Mit dem Überfall auf Polen am 1. September 1939 entfesselte das nationalsozialistische Deutschland den Zweiten Weltkrieg, der mehr als 70 Millionen Menschenleben forderte. Das nationalsozialistische Regime und seine Verbündeten ermordeten in der Zeit von 1933 bis 1945 mehr als 18 Millionen Menschen, davon sechs Millionen jüdische Menschen, in ganz Europa.

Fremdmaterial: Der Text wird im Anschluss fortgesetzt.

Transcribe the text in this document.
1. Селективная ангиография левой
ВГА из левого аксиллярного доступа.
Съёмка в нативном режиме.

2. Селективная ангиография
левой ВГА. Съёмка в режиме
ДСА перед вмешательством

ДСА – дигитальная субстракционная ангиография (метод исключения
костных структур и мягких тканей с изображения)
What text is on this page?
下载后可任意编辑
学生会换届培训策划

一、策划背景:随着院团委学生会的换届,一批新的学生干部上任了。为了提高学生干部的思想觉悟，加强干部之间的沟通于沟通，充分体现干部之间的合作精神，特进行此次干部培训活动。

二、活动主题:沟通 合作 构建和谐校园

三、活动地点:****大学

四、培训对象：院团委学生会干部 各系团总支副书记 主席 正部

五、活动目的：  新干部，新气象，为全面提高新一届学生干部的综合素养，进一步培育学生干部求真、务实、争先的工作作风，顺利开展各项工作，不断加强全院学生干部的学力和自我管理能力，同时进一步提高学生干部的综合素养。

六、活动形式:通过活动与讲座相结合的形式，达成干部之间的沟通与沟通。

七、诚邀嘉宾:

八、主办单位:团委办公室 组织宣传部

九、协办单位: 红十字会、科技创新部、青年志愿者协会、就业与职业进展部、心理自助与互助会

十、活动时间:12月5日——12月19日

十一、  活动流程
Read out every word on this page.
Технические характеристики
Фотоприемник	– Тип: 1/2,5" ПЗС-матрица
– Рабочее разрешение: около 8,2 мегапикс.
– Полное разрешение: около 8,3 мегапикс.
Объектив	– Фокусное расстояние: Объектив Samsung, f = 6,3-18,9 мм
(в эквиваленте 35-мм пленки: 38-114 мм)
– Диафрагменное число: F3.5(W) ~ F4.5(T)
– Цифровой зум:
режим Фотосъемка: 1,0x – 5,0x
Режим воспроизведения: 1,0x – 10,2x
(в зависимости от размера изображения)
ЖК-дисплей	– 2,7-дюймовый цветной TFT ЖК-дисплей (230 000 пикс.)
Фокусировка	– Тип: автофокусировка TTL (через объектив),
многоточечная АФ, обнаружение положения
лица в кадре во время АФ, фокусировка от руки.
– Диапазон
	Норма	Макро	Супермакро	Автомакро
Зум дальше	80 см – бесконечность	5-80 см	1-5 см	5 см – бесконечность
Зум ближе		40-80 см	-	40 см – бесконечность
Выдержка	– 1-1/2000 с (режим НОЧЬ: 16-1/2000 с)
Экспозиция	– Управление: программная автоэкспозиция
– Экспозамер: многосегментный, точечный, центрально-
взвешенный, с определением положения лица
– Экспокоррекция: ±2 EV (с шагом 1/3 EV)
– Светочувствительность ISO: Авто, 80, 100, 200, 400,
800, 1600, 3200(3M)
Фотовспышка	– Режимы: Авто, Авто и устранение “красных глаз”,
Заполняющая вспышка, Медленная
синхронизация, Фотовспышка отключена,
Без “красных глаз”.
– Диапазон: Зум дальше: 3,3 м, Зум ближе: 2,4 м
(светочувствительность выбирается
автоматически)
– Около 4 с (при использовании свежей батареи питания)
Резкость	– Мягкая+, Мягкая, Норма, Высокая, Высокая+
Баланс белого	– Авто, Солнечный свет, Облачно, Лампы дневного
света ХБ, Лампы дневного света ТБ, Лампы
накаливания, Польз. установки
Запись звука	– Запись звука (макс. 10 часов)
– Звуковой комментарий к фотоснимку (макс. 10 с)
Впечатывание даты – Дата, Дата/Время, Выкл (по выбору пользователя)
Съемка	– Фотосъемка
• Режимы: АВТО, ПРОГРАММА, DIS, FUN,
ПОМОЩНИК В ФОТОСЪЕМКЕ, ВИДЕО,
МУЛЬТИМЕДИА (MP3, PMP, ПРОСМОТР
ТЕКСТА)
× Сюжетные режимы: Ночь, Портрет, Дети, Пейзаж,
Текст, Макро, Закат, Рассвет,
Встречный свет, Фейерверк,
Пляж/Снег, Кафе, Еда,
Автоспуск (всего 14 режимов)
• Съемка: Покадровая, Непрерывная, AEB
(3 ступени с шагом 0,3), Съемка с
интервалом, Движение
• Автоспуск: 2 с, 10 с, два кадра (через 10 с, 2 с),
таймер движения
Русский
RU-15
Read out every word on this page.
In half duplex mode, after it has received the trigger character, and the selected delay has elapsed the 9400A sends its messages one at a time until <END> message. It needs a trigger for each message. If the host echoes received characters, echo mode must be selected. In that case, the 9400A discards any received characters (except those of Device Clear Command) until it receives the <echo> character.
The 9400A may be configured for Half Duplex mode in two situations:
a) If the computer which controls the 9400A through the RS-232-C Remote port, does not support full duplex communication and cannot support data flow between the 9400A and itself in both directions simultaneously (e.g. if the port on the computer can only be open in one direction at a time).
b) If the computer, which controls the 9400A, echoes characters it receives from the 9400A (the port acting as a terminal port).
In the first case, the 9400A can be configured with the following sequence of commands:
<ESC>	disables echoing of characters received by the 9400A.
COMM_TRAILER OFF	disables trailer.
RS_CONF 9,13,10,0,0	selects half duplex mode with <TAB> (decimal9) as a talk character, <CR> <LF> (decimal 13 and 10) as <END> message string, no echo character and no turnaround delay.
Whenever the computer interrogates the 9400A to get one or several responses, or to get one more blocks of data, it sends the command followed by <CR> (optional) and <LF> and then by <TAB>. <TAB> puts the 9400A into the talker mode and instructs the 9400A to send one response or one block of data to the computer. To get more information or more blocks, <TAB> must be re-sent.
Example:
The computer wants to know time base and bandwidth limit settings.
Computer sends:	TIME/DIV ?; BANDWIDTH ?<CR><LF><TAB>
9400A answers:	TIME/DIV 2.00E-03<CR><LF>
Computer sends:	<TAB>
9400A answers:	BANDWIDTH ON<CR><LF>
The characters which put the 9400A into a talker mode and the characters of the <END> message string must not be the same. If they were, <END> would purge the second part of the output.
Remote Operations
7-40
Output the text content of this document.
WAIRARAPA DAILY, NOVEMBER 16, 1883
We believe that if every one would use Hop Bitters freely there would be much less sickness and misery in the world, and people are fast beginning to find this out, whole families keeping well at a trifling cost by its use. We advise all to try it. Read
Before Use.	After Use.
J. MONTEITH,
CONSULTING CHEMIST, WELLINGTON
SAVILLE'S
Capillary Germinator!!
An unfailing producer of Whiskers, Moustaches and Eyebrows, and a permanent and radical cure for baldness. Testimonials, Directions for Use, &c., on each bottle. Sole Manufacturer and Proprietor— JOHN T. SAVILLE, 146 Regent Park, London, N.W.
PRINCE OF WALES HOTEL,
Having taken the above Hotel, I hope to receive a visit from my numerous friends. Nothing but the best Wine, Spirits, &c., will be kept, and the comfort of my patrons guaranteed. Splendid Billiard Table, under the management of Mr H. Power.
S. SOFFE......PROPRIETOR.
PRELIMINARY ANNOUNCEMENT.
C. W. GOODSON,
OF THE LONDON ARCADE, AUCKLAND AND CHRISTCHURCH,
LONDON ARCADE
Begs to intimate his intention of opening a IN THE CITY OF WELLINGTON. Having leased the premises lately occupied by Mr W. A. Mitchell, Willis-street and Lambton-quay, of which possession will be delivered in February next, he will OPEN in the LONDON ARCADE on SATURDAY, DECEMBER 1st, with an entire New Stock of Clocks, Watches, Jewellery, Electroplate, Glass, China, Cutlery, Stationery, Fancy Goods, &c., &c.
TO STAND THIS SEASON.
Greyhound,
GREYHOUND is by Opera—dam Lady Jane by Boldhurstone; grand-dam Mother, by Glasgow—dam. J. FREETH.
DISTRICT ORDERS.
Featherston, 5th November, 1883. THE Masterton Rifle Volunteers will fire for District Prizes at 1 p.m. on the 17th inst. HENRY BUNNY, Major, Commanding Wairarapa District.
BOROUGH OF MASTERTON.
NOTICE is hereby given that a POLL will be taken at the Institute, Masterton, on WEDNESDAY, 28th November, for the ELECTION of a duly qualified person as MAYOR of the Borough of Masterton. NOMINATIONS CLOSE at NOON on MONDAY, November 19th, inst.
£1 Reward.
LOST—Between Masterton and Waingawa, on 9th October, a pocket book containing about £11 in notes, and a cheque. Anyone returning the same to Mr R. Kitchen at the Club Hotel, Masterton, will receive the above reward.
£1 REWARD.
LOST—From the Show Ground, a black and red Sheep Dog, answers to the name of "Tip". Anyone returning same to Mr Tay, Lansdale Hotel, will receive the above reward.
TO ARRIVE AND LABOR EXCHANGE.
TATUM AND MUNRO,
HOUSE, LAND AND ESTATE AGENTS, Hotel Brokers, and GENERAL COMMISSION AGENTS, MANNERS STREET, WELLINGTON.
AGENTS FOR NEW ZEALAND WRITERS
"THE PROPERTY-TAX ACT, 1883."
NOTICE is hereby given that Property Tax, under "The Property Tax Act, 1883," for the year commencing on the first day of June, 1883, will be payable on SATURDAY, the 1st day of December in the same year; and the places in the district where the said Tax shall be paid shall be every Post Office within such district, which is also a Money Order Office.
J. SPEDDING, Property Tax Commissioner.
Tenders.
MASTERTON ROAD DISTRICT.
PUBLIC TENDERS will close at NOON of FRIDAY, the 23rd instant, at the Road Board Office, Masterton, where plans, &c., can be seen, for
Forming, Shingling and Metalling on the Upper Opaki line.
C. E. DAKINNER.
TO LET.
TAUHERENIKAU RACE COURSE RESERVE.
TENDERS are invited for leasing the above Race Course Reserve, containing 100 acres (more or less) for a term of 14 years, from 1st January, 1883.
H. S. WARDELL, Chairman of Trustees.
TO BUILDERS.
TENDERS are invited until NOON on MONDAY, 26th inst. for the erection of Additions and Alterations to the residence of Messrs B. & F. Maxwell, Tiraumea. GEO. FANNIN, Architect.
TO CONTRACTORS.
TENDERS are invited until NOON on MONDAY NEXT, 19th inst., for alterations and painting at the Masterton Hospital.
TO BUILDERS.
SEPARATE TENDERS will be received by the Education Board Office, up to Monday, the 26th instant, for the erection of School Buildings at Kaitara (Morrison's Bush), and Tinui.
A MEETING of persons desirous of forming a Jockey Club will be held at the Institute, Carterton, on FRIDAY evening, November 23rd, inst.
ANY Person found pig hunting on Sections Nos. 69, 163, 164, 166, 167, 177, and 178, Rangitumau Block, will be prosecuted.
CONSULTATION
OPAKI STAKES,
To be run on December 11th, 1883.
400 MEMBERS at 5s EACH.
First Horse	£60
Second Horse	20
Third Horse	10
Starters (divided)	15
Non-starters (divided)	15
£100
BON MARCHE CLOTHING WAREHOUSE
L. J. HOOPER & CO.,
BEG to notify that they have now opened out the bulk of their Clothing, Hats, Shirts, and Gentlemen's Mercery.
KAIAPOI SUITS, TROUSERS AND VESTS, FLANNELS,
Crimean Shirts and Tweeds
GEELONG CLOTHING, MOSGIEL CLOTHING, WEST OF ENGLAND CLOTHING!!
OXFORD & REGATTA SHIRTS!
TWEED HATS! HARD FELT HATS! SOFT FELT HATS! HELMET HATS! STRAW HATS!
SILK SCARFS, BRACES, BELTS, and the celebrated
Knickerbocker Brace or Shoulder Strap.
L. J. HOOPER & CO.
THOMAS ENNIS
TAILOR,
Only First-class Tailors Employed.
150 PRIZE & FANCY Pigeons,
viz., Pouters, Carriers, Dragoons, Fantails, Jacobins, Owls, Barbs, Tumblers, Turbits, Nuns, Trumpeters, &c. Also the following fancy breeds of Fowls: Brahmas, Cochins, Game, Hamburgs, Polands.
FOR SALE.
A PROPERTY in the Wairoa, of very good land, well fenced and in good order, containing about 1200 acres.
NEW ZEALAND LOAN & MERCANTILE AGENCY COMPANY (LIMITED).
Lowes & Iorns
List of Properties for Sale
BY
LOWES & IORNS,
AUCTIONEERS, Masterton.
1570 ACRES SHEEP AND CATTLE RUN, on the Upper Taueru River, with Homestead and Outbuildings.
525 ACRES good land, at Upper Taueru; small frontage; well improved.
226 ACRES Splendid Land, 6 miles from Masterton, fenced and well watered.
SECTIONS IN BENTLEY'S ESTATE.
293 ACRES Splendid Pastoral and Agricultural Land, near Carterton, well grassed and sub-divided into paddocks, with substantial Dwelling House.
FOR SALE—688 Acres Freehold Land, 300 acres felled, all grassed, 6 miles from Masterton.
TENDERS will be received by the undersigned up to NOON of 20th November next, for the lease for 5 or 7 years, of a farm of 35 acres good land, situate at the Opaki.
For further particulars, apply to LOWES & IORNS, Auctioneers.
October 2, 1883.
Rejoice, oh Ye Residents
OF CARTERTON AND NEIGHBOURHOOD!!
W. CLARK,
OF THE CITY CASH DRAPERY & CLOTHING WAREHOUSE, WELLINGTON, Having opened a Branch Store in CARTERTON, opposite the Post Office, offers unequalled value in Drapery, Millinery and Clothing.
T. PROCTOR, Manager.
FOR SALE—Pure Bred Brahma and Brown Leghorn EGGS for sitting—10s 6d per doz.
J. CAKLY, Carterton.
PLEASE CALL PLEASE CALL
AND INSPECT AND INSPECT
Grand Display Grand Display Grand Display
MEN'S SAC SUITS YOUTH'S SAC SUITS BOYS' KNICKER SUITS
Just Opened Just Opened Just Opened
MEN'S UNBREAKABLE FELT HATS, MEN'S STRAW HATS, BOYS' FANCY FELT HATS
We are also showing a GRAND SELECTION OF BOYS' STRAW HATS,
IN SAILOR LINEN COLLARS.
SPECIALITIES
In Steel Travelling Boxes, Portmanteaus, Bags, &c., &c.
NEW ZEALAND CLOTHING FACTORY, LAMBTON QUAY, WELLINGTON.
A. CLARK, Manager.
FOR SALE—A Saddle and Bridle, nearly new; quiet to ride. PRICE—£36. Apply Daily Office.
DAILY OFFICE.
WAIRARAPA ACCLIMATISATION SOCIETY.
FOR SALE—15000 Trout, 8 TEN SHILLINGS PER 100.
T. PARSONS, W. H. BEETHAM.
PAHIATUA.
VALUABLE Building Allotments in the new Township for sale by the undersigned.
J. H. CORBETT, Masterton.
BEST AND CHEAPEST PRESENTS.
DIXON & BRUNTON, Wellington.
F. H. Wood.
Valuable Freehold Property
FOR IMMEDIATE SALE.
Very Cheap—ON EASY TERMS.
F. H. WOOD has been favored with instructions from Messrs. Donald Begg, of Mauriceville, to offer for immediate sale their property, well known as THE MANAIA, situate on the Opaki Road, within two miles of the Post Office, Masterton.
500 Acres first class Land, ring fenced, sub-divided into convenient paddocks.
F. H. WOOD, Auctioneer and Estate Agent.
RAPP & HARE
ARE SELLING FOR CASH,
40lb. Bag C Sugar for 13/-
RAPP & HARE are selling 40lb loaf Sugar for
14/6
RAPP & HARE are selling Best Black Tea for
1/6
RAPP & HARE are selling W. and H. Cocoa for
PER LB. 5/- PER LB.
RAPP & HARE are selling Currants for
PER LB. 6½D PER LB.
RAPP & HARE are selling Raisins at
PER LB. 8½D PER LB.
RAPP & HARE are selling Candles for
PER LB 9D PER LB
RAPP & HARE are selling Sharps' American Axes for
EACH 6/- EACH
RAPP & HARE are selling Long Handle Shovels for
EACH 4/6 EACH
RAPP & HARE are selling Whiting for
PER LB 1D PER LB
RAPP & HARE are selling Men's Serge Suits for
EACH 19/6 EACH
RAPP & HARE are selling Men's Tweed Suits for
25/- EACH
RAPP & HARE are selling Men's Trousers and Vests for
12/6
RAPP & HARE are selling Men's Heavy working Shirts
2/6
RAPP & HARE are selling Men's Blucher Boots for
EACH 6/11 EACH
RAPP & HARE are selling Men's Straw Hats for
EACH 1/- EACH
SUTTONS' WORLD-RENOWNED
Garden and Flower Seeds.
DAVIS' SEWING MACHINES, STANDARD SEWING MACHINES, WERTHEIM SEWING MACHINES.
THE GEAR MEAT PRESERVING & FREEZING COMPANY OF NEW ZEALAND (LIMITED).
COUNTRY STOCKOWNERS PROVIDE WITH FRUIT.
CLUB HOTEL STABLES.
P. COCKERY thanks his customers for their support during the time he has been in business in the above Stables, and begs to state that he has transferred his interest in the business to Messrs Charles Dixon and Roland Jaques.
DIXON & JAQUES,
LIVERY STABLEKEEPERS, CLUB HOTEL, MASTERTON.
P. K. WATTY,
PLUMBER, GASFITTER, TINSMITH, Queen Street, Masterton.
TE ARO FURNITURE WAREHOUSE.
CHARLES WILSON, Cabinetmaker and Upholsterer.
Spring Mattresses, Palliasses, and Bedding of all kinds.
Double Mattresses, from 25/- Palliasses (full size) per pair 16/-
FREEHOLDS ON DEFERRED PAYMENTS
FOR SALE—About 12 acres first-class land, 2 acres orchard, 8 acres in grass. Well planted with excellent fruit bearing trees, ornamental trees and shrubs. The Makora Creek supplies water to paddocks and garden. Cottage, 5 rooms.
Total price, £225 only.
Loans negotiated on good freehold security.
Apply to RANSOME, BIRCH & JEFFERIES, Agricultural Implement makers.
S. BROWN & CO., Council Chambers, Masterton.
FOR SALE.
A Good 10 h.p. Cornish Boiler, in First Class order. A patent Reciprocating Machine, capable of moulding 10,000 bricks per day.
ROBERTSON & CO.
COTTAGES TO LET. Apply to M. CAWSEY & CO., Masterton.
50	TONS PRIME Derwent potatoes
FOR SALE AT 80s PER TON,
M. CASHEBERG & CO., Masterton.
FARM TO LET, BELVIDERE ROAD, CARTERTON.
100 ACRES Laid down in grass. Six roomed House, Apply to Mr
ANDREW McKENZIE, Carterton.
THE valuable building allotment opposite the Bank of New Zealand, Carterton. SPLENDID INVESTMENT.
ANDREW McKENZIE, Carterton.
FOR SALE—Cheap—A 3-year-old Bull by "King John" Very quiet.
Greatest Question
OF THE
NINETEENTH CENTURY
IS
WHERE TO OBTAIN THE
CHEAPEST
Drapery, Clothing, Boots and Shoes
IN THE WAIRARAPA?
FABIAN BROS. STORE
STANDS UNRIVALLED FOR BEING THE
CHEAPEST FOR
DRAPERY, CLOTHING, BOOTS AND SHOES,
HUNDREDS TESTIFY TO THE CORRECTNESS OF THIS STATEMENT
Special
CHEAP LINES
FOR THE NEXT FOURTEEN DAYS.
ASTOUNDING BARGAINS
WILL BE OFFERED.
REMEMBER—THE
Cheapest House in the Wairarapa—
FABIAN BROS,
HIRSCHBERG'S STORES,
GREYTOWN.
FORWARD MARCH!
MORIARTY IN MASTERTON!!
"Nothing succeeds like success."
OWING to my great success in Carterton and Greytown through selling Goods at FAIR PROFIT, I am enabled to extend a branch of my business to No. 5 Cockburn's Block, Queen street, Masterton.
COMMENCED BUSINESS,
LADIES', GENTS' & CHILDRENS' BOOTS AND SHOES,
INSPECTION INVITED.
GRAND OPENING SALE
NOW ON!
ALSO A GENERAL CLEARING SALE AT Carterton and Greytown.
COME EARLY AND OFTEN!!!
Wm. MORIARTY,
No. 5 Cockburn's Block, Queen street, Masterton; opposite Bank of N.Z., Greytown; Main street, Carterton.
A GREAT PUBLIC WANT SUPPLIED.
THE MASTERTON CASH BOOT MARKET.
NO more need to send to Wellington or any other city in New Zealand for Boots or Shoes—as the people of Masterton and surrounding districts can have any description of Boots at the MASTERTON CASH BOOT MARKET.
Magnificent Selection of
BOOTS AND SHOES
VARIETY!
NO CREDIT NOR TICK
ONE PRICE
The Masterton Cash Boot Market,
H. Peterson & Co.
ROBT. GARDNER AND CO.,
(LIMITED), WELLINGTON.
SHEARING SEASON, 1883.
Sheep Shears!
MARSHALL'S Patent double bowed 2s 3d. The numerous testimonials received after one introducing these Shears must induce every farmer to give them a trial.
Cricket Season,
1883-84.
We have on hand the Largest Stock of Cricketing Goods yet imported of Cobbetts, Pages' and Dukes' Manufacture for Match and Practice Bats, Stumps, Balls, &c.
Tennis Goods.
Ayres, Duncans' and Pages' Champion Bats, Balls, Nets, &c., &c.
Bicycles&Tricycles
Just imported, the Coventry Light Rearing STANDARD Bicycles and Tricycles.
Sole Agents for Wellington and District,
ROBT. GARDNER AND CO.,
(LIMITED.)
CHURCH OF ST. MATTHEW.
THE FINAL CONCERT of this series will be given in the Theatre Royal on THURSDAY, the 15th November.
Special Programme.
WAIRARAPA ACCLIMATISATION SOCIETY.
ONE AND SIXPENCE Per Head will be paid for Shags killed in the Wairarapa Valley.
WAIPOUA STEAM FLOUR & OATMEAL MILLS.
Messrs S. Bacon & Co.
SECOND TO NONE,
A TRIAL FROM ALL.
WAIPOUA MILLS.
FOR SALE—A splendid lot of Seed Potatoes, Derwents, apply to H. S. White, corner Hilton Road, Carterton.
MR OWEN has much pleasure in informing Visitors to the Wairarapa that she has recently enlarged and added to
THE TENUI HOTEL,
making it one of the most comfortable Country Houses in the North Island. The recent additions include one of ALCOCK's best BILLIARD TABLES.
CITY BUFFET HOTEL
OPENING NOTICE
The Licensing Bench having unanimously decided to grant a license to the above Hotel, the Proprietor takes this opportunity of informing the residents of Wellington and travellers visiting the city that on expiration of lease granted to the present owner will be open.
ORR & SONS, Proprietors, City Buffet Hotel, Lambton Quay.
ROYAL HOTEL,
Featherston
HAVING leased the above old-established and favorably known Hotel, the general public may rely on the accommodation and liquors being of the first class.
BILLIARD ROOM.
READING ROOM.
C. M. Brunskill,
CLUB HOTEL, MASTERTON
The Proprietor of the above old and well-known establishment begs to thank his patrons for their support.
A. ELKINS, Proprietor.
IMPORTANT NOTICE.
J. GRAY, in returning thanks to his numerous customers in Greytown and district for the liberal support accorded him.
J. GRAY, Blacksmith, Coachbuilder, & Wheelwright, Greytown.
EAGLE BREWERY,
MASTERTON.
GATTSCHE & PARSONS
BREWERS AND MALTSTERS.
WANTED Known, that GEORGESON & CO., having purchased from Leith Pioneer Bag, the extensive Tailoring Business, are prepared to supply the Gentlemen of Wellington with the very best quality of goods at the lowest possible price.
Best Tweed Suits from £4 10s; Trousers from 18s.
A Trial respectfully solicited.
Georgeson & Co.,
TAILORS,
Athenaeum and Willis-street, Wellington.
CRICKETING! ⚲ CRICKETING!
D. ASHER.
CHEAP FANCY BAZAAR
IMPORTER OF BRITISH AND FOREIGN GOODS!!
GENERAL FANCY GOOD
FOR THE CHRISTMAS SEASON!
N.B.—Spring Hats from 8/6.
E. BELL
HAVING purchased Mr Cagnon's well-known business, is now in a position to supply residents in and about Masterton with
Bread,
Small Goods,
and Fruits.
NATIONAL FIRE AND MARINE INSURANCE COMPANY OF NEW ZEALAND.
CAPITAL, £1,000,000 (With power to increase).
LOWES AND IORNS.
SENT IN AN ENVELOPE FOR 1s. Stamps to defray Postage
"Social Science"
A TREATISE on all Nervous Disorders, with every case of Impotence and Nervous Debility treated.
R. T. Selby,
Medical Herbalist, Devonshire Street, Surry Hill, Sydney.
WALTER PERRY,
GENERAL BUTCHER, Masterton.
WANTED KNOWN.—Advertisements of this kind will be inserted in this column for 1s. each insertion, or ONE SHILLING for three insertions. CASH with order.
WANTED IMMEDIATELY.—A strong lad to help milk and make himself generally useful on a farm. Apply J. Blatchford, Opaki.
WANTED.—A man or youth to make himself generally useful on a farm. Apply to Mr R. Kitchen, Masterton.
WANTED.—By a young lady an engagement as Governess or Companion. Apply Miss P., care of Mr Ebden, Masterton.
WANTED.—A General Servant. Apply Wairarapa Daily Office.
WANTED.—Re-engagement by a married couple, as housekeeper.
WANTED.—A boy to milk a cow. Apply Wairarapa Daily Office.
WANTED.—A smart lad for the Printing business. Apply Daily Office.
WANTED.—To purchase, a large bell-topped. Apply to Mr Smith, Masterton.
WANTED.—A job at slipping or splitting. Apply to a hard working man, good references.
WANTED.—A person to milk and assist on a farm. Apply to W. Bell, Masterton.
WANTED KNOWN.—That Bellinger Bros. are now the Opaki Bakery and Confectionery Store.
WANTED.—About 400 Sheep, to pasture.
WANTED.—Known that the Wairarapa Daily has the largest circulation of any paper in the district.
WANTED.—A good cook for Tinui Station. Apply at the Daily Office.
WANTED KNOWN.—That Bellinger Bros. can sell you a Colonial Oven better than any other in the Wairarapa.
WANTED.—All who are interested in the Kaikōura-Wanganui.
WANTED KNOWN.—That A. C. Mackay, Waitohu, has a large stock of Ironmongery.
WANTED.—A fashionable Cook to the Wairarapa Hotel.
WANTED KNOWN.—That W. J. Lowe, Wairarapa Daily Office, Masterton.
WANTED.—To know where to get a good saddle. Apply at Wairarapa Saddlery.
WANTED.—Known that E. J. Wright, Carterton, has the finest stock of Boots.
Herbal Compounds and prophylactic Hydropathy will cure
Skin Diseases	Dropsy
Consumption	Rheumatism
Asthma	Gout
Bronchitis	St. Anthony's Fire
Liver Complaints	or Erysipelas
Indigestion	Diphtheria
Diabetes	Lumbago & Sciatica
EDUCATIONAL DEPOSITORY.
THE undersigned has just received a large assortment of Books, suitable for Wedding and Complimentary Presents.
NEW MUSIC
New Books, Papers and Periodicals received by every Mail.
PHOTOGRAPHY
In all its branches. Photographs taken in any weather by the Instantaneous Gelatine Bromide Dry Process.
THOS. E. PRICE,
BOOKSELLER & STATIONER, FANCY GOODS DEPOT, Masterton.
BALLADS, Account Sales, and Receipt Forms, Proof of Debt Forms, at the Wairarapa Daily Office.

Die Nacht vom 9. auf den 10. November 1938 war das offizielle Signal zum größten Völkermord und ist als Reichspogromnacht in die dunkelste Geschichte Deutschlands eingegangen. In dieser Nacht offenbarten die Nationalsozialisten ihre wirtschaftlichen und politischen Ziele und trugen ihren Judenhass auf grausame Weise zur Schau.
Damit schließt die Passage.